Audrey Pulvar, Irrésolue à jamais !

15 heures, Audrey Pulvar nous rejoint après une microsieste. Nous la revigorons avec un bon Comté arrosé de vin d’Anjou. Elle aime. Quelques rayons de soleil, nous nous installons dans le jardin. Enfin, nous l’avons quelques heures à nous, capturée. Le temps qu’il faut pour comprendre cette boulimique de travail qui s’engloutit dans le boulot comme d’autres sous la couette. Hyperactive pour le bien des autres ? Terrifiée par le face-à-face avec soi ? Fascinée par le pouvoir ? Elle dit vouloir « Aller plus loin, plus haut », voir ailleurs si elle y est… mais jusqu’où ?

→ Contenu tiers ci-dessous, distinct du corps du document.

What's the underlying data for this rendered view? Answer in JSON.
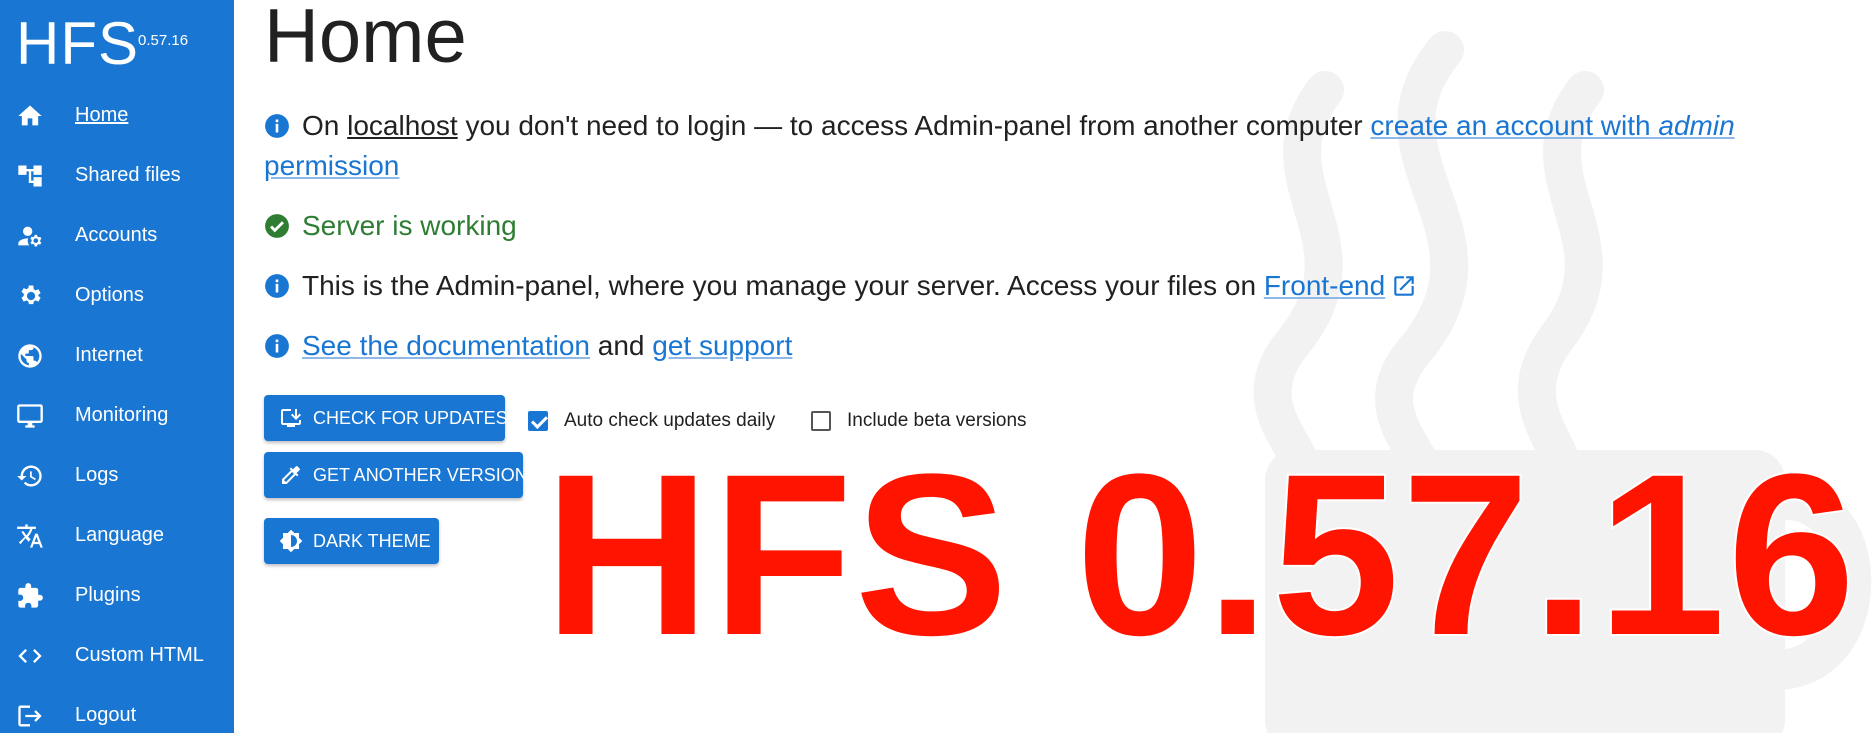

C’est le sang de la Martinique, cette terre melting-pot violentée par l’histoire, qui bout dans ses veines, secoue ses flancs, une terre matriarcale « où les femmes se sont éreintées au boulot ». Tourment indissoluble, malgré des années d’infusion dans la métropole. « Je suis une femme noire créole caribéenne martiniquaise. » Ça fait beaucoup à rassembler pour devenir une et entière. Elle se sent toujours « un peu étrangère où qu’elle aille ». En exil. Pas facile d’imaginer un autre avenir que courir lorsque le présent ne s’apaise pas. « Mon histoire commence par ma grand-mère maternelle, qui a eu une vie extraordinaire. D’extraction basse, abandonnée, ballottée de foyer en foyer, ne sachant pas écrire, elle n’aura de cesse de s’en sortir. » Il n’y a pas de fatalité. « Mon grand-père me rappelait toujours au cours de nos balades : “Tu vois cet endroit, c’est là que j’ai demandé ta grand-mère en mariage. Elle m’a répondu : ‘Je ne t’épouse que si tu me garantis que mes enfants auront une meilleure vie que la mienne, notamment une éducation !’” » Il tient sa promesse. Ils ont sept enfants, qu’ils trimbalent avec eux de la Martinique à la métropole, où ils s’entassent avec frères, sœurs et cousins à quinze dans un deux pièces de Saint-Denis, dans le 93. Lui est O.S. (ouvrier spécialisé) à Boulogne-Billancourt, elle femme de ménage dans les hôpitaux. Les enfants, élevés à la schlague – pas le choix et pas le temps de l’amour, même s’il est bien présent –, iront à Janson-de-Sailly (un lycée très huppé du XVIe arrondissement de Paris) et feront du piano – récompense suprême pour les parents. Bref, les enfants « réussissent » et la jolie famille s’en retourne en Martinique. On est en 1959. « Mon grand-père va acheter une petite ferme de bric et de broc, et ma grand-mère fera plein de trucs étonnants, comme ouvrir un pensionnat de jeunes filles à Fort-de-France. »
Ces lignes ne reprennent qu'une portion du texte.